Ted has published the theory, and his "pal" Bill Binderbag has his own theory: there's a black hole in space headed our way, going to swallow up the earth. Bill has framed Ted (he wants his job) for the Black Hole Theory, since the Federal Department of Moods is about to prosecute the author of the Black Hole theory.

Ted's in a pickle; how to defend himself against a theory he didn't write. He hires a mad Russian lawyer who terrifies Ted, and the case is on.

There's an even bigger threat, though, which Ted knows about: Urban U was built on top of a garbage dump (this is an actual real fact), and the dump is about to swallow up the university. Already cars and people are disappearing inexplicably.

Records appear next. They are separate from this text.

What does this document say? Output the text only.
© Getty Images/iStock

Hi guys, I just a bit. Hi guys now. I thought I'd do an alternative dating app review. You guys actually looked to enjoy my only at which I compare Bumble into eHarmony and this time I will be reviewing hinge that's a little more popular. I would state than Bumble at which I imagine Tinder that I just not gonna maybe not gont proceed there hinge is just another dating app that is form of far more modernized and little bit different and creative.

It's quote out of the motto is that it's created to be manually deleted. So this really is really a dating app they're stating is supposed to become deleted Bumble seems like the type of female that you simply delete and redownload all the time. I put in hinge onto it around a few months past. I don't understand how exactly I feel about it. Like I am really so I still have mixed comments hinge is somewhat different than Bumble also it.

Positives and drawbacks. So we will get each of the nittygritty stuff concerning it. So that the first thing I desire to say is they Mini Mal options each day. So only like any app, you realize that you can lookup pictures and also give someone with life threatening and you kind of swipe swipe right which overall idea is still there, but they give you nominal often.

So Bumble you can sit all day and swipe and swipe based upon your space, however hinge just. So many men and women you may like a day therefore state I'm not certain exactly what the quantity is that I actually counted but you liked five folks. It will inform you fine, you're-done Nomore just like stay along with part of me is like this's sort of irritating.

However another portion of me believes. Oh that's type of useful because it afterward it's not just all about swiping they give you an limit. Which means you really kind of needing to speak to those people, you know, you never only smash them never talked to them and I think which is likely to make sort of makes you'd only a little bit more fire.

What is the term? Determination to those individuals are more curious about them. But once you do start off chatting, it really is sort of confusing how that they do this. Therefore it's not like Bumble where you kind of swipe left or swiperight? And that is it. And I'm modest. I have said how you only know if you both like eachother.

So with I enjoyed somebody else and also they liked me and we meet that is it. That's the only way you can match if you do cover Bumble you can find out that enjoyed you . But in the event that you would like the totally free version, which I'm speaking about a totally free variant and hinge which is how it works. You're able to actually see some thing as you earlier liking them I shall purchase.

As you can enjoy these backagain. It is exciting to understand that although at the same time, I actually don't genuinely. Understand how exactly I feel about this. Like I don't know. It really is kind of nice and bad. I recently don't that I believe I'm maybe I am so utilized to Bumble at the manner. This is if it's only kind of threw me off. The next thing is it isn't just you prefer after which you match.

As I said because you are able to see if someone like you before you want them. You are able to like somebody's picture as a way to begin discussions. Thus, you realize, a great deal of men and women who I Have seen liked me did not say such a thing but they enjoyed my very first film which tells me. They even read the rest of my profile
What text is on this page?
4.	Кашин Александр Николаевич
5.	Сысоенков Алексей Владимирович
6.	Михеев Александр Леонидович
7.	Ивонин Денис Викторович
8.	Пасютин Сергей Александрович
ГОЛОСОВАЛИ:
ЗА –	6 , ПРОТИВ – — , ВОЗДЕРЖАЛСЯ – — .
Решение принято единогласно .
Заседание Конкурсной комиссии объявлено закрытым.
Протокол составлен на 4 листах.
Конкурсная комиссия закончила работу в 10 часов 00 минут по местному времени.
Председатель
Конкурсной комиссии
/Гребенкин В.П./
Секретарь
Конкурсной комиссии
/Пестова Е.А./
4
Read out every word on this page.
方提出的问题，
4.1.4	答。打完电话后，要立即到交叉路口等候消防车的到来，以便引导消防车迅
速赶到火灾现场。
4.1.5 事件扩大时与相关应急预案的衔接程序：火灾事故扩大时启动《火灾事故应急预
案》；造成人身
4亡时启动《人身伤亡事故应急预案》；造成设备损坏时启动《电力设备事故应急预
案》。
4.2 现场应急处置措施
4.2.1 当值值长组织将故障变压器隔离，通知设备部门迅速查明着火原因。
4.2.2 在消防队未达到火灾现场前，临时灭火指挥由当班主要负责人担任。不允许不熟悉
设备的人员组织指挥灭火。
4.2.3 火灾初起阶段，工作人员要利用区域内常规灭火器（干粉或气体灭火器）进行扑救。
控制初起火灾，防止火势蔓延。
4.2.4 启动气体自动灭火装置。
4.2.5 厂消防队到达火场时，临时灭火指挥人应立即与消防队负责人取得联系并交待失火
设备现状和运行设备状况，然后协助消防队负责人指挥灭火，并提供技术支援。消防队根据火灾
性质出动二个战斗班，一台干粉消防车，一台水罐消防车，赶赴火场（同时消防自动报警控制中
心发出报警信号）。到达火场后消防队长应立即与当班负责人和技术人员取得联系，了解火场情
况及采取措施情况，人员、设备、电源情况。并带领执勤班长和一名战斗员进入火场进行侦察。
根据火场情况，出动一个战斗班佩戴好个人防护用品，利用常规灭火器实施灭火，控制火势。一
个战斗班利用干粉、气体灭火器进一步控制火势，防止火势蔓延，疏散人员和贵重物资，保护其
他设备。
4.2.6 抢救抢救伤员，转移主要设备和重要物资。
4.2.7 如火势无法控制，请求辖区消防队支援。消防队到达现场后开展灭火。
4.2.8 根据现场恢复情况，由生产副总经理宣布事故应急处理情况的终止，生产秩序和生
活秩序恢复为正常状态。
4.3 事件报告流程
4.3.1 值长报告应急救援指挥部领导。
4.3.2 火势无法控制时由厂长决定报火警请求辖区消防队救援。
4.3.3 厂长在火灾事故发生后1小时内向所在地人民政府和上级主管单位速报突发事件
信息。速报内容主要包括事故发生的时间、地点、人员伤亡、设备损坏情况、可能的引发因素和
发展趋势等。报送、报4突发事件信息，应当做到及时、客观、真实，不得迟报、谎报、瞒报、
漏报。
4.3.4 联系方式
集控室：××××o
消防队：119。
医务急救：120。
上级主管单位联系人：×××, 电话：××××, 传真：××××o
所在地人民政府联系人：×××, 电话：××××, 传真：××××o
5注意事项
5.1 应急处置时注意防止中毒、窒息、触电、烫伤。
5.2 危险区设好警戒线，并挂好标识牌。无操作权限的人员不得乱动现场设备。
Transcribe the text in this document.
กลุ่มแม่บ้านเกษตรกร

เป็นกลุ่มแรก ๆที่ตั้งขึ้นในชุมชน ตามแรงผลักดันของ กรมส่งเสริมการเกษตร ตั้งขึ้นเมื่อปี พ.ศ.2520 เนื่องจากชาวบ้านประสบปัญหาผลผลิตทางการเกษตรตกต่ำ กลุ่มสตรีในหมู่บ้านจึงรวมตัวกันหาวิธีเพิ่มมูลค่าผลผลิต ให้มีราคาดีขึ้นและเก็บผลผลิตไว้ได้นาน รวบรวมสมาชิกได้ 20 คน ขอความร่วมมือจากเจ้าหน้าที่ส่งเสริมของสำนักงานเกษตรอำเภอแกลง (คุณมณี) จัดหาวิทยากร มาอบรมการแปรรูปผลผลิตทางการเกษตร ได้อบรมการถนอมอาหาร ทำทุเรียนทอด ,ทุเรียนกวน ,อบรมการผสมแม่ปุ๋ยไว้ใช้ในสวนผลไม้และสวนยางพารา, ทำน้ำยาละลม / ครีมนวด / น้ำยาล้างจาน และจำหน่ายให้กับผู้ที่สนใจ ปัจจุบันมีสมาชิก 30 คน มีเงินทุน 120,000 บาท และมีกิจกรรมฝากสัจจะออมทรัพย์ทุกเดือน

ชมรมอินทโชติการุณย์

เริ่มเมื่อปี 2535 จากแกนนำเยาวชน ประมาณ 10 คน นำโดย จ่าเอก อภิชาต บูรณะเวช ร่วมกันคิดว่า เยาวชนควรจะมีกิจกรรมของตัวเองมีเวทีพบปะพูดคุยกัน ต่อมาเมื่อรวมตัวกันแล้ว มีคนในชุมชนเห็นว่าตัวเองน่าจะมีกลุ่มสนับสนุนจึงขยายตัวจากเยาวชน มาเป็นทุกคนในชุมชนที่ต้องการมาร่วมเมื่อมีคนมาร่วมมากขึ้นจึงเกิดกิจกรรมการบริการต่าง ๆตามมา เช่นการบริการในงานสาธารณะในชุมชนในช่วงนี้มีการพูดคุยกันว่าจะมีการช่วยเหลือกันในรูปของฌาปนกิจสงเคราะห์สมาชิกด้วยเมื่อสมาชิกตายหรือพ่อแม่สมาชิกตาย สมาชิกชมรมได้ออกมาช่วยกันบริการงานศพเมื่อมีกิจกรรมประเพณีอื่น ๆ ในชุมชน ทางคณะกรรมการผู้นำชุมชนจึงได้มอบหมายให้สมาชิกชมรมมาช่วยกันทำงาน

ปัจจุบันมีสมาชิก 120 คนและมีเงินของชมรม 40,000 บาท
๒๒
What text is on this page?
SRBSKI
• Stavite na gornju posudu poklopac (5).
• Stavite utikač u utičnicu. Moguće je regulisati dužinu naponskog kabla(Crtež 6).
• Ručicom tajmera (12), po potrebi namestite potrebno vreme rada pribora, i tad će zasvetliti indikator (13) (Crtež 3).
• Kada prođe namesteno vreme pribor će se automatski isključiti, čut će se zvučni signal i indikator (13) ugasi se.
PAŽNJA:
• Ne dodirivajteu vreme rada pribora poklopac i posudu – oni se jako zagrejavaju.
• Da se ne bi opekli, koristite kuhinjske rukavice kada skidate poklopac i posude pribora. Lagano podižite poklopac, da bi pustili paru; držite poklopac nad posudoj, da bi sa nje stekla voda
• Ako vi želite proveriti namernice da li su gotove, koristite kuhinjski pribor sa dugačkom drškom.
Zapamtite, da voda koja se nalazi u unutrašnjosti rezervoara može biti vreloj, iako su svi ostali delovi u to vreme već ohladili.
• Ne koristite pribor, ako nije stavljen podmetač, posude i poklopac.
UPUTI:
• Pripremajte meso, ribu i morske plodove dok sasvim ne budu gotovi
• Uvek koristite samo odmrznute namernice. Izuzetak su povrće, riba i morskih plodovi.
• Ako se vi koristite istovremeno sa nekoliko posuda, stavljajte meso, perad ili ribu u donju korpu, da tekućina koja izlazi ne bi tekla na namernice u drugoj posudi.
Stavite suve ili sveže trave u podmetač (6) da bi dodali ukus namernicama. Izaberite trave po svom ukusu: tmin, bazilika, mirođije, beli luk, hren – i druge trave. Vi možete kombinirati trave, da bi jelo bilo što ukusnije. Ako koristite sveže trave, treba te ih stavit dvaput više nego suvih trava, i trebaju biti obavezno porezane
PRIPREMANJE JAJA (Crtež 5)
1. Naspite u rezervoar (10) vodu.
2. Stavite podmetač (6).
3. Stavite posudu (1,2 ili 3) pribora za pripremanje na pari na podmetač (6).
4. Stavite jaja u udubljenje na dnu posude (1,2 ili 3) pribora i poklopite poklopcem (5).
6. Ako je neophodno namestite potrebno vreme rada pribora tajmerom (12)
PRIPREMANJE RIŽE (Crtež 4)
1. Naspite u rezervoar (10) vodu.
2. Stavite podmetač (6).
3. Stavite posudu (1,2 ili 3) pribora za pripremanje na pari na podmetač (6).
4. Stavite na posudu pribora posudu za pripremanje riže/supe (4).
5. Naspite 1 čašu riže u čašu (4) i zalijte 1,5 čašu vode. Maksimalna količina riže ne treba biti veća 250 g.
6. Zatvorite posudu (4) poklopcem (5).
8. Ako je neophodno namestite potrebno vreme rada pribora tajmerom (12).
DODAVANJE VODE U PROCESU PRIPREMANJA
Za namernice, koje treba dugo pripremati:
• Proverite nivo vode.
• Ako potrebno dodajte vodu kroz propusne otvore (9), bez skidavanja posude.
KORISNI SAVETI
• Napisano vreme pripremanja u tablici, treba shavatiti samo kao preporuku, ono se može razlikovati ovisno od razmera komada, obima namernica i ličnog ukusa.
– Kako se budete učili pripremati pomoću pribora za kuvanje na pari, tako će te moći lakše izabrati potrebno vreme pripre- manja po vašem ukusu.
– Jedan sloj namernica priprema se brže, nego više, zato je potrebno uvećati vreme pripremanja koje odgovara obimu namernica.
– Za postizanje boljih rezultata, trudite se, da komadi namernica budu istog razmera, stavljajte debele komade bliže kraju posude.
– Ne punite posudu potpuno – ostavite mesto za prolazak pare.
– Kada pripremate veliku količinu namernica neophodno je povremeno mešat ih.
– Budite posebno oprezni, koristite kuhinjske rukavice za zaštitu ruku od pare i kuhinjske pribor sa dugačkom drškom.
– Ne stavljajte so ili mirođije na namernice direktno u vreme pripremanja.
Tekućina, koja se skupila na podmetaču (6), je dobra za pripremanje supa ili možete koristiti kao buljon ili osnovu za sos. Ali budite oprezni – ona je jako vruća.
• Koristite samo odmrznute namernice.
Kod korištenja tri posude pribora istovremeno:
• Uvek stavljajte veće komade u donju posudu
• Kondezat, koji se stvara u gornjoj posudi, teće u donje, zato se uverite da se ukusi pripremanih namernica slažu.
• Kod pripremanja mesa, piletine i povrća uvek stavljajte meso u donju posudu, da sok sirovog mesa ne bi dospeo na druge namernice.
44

But wait, there's more! Ted understands the garbage because he has studied Egyptian garbage dumps, and now he knows the real secret: Urban U's underground is constructed just like the insides of a pyramid, and the dump lies below that. Ted needs the help of a former lover who now hates him, as well as a need to grow to a deeper understanding of love, in order to save both himself and the university.

The book is full of Egyptian mythology and history, as well as lots and lots of distorted facts and fractured chronologies. It's got jazz, illicit lovers, campus intrigue, a corrupt chancellor, mad professors galore spouting nonsensical theories and threatening students. It's a race to the finish; will the university get swamped in its own garbage dump, or is the black hole theory more than a theory?

Sound ridiculous? It is--but for fans of satire, and for those of you who have a love/hate relationship with academia, this is the story.